Kino No Tabi, first in Keiichi Sigsawa's The Beautiful World, is a beautiful book. Although its stories are full of suffering, Sigsawa's writing flows with such grace it is almost poetic.

Kino, having escaped from execution in her home village for refusing an operation that would make her grown-up, is now a world traveler, traversing the country from city to city on her talking motorcycle, Hermes. Like her home town, each city she visits is attempting to be a utopia through misguided attempts to right social wrongs - leading to greater wrongs. Kino tries to help the citizens see the errors of their ways (if they do not already know), but there is only so much she can do in her three-day stays. Throughout it all, Kino holds true to her belief that the world is indeed a beautiful place.
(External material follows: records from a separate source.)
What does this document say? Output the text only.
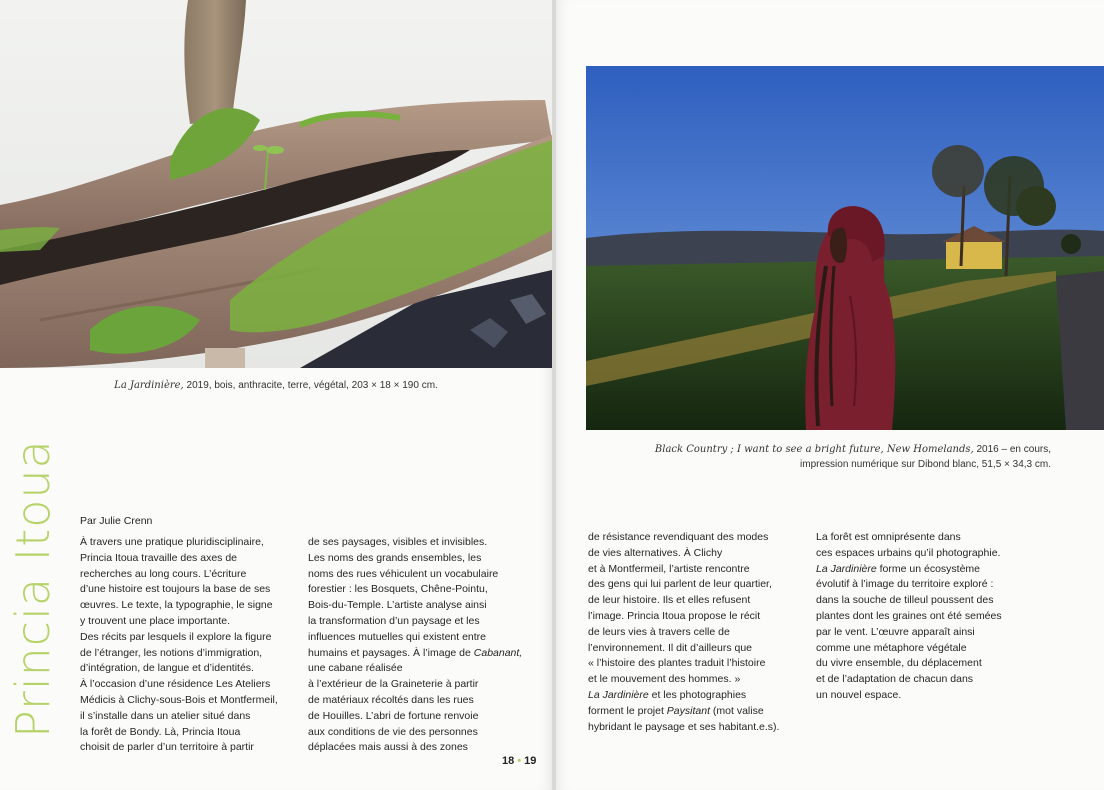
La Jardinière, 2019, bois, anthracite, terre, végétal, 203 × 18 × 190 cm.
Princia Itoua Par Julie Crenn

À travers une pratique pluridisciplinaire,
Princia Itoua travaille des axes de
recherches au long cours. L’écriture
d’une histoire est toujours la base de ses
œuvres. Le texte, la typographie, le signe
y trouvent une place importante.

Des récits par lesquels il explore la figure
de l’étranger, les notions d’immigration,
d’intégration, de langue et d’identités.

À l’occasion d’une résidence Les Ateliers
Médicis à Clichy-sous-Bois et Montfermeil,
il s’installe dans un atelier situé dans
la forêt de Bondy. Là, Princia Itoua
choisit de parler d’un territoire à partir

de ses paysages, visibles et invisibles.
Les noms des grands ensembles, les
noms des rues véhiculent un vocabulaire
forestier : les Bosquets, Chêne-Pointu,
Bois-du-Temple. L’artiste analyse ainsi
la transformation d’un paysage et les
influences mutuelles qui existent entre
humains et paysages. À l’image de Cabanant, une cabane réalisée
à l’extérieur de la Graineterie à partir
de matériaux récoltés dans les rues
de Houilles. L’abri de fortune renvoie
aux conditions de vie des personnes
déplacées mais aussi à des zones

18 • 19
Black Country ; I want to see a bright future, New Homelands, 2016 – en cours,
impression numérique sur Dibond blanc, 51,5 × 34,3 cm.

de résistance revendiquant des modes
de vies alternatives. À Clichy
et à Montfermeil, l’artiste rencontre
des gens qui lui parlent de leur quartier,
de leur histoire. Ils et elles refusent
l’image. Princia Itoua propose le récit
de leurs vies à travers celle de
l’environnement. Il dit d’ailleurs que
« l’histoire des plantes traduit l’histoire
et le mouvement des hommes. »
La Jardinière et les photographies
forment le projet Paysitant (mot valise
hybridant le paysage et ses habitant.e.s).

La forêt est omniprésente dans
ces espaces urbains qu’il photographie.
La Jardinière forme un écosystème
évolutif à l’image du territoire exploré :
dans la souche de tilleul poussent des
plantes dont les graines ont été semées
par le vent. L’œuvre apparaît ainsi
comme une métaphore végétale
du vivre ensemble, du déplacement
et de l’adaptation de chacun dans
un nouvel espace.
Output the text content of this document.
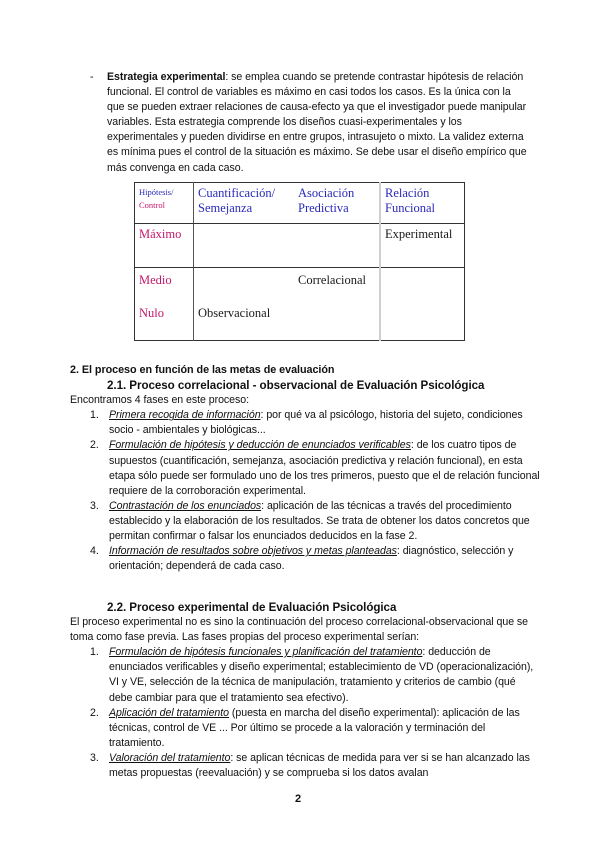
- Estrategia experimental: se emplea cuando se pretende contrastar hipótesis de relación funcional. El control de variables es máximo en casi todos los casos. Es la única con la que se pueden extraer relaciones de causa-efecto ya que el investigador puede manipular variables. Esta estrategia comprende los diseños cuasi-experimentales y los experimentales y pueden dividirse en entre grupos, intrasujeto o mixto. La validez externa es mínima pues el control de la situación es máximo. Se debe usar el diseño empírico que más convenga en cada caso.
Hipótesis/
Control	Cuantificación/ Semejanza	Asociación Predictiva	Relación Funcional
Máximo			Experimental
Medio		Correlacional	
Nulo	Observacional		
2. El proceso en función de las metas de evaluación
2.1. Proceso correlacional - observacional de Evaluación Psicológica
Encontramos 4 fases en este proceso:
1. Primera recogida de información: por qué va al psicólogo, historia del sujeto, condiciones socio - ambientales y biológicas...
2. Formulación de hipótesis y deducción de enunciados verificables: de los cuatro tipos de supuestos (cuantificación, semejanza, asociación predictiva y relación funcional), en esta etapa sólo puede ser formulado uno de los tres primeros, puesto que el de relación funcional requiere de la corroboración experimental.
3. Contrastación de los enunciados: aplicación de las técnicas a través del procedimiento establecido y la elaboración de los resultados. Se trata de obtener los datos concretos que permitan confirmar o falsar los enunciados deducidos en la fase 2.
4. Información de resultados sobre objetivos y metas planteadas: diagnóstico, selección y orientación; dependerá de cada caso.
2.2. Proceso experimental de Evaluación Psicológica
El proceso experimental no es sino la continuación del proceso correlacional-observacional que se toma como fase previa. Las fases propias del proceso experimental serían:
1. Formulación de hipótesis funcionales y planificación del tratamiento: deducción de enunciados verificables y diseño experimental; establecimiento de VD (operacionalización), VI y VE, selección de la técnica de manipulación, tratamiento y criterios de cambio (qué debe cambiar para que el tratamiento sea efectivo).
2. Aplicación del tratamiento (puesta en marcha del diseño experimental): aplicación de las técnicas, control de VE ... Por último se procede a la valoración y terminación del tratamiento.
3. Valoración del tratamiento: se aplican técnicas de medida para ver si se han alcanzado las metas propuestas (reevaluación) y se comprueba si los datos avalan
2
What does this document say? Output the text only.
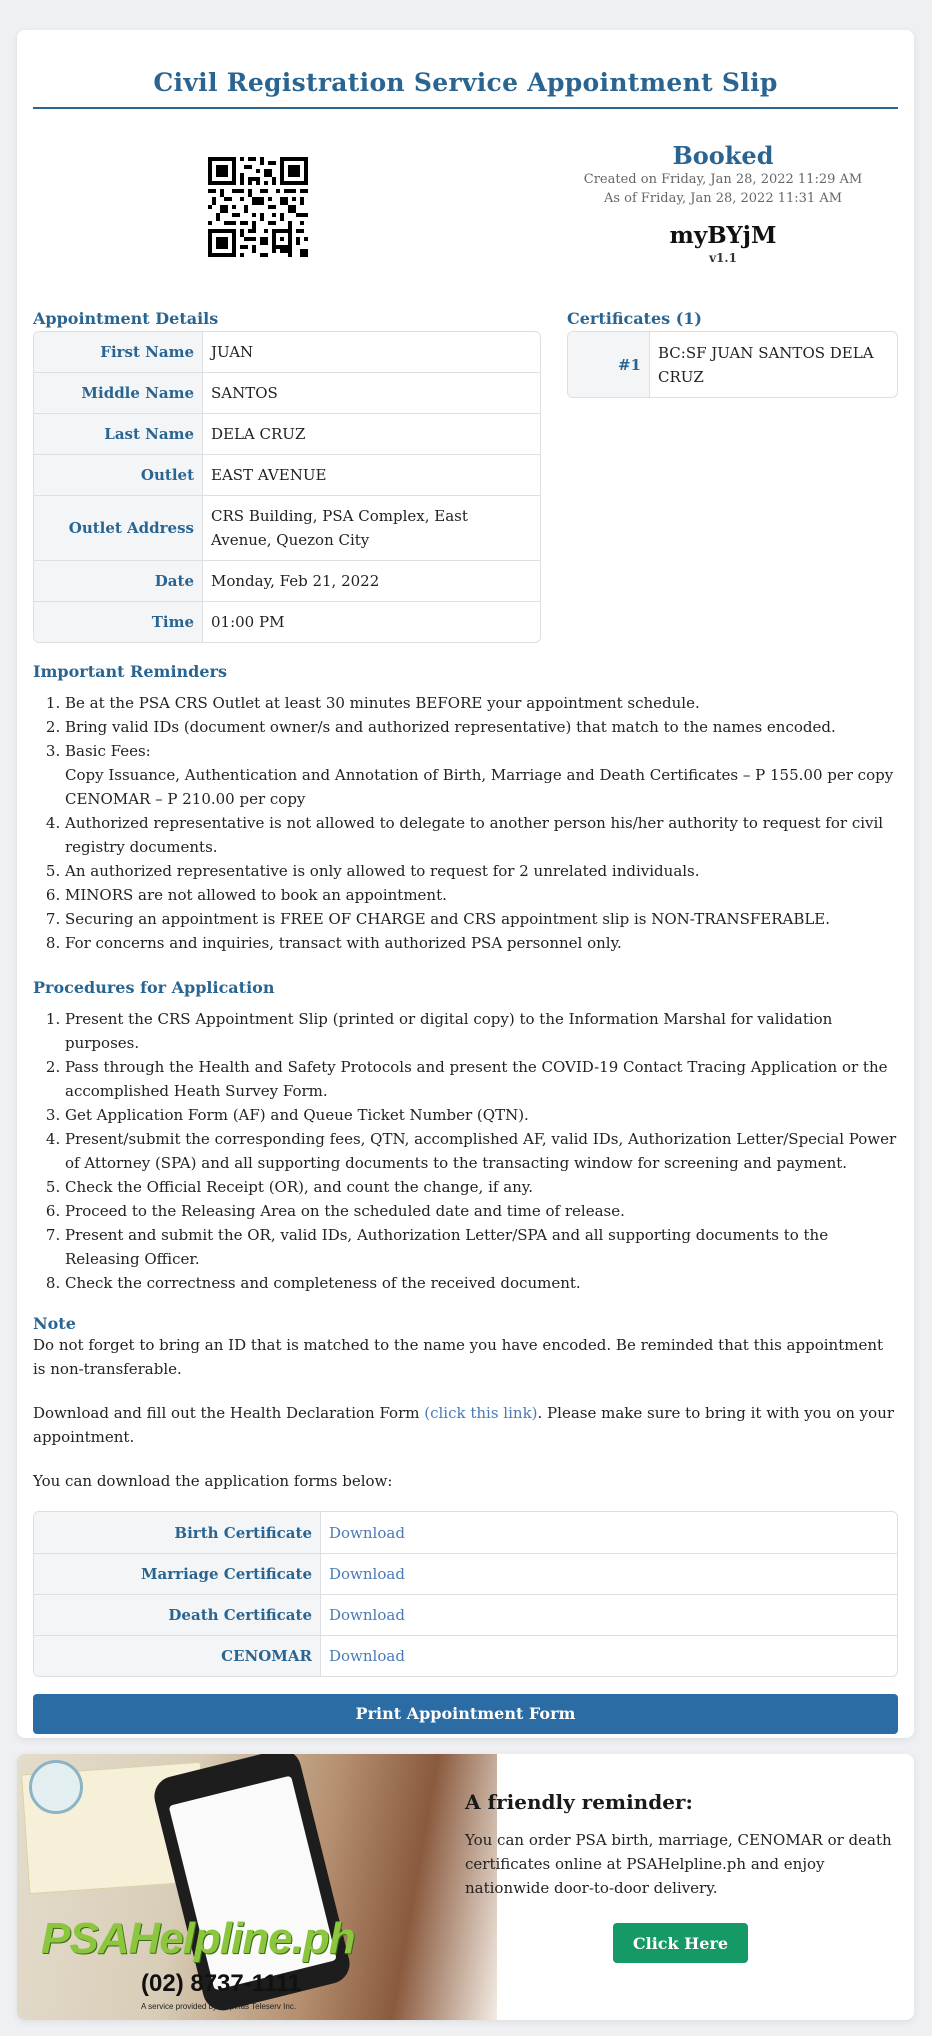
Civil Registration Service Appointment Slip
Booked
Created on Friday, Jan 28, 2022 11:29 AM
As of Friday, Jan 28, 2022 11:31 AM
myBYjM
v1.1
Appointment Details
First Name	JUAN
Middle Name	SANTOS
Last Name	DELA CRUZ
Outlet	EAST AVENUE
Outlet Address	CRS Building, PSA Complex, East Avenue, Quezon City
Date	Monday, Feb 21, 2022
Time	01:00 PM
Certificates (1)
#1	BC:SF JUAN SANTOS DELA CRUZ
Important Reminders
1. Be at the PSA CRS Outlet at least 30 minutes BEFORE your appointment schedule.
2. Bring valid IDs (document owner/s and authorized representative) that match to the names encoded.
3. Basic Fees:
Copy Issuance, Authentication and Annotation of Birth, Marriage and Death Certificates – P 155.00 per copy
CENOMAR – P 210.00 per copy
4. Authorized representative is not allowed to delegate to another person his/her authority to request for civil registry documents.
5. An authorized representative is only allowed to request for 2 unrelated individuals.
6. MINORS are not allowed to book an appointment.
7. Securing an appointment is FREE OF CHARGE and CRS appointment slip is NON-TRANSFERABLE.
8. For concerns and inquiries, transact with authorized PSA personnel only.
Procedures for Application
1. Present the CRS Appointment Slip (printed or digital copy) to the Information Marshal for validation purposes.
2. Pass through the Health and Safety Protocols and present the COVID-19 Contact Tracing Application or the accomplished Heath Survey Form.
3. Get Application Form (AF) and Queue Ticket Number (QTN).
4. Present/submit the corresponding fees, QTN, accomplished AF, valid IDs, Authorization Letter/Special Power of Attorney (SPA) and all supporting documents to the transacting window for screening and payment.
5. Check the Official Receipt (OR), and count the change, if any.
6. Proceed to the Releasing Area on the scheduled date and time of release.
7. Present and submit the OR, valid IDs, Authorization Letter/SPA and all supporting documents to the Releasing Officer.
8. Check the correctness and completeness of the received document.
Note

Do not forget to bring an ID that is matched to the name you have encoded. Be reminded that this appointment is non-transferable.

Download and fill out the Health Declaration Form (click this link). Please make sure to bring it with you on your appointment.

You can download the application forms below:

Birth Certificate	Download
Marriage Certificate	Download
Death Certificate	Download
CENOMAR	Download
Print Appointment Form
PSAHelpline.ph
(02) 8737-1111
A service provided by Pilipinas Teleserv Inc.
A friendly reminder:

You can order PSA birth, marriage, CENOMAR or death certificates online at PSAHelpline.ph and enjoy nationwide door-to-door delivery.

Click Here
Each chapter in Kino No Tabi could almost be a stand-alone episode with just the first one really being needed to understand Kino's backstory. Even though each chapter has a similar premise (Kino enters a city only to find that the citizens have messed up an otherwise fine place – only the chapter entitled Three Men on a Rail is different in this respect), each makes the reader think about a different social topic and why the solution the citizens came up with cannot work. This book has made me think - more so than any other work of fiction I have read within at least the last year.

Kino, except for her traveling companion/transportation unit Hermes, is a loner, and Sigsawa weaves a tone into her story that lets the reader feel Kino's isolation. This may sound depressing, but it isn't. Through this technique and Sigsawa's lyrical writing, the reader is able to see why Kino thinks the world is beautiful, and at the end is left with a sense of peace and the hope that maybe Kino will find a city that is a perfect utopia - whatever that may be. The only way to find out is to continue with her on her journey through The Beautiful World.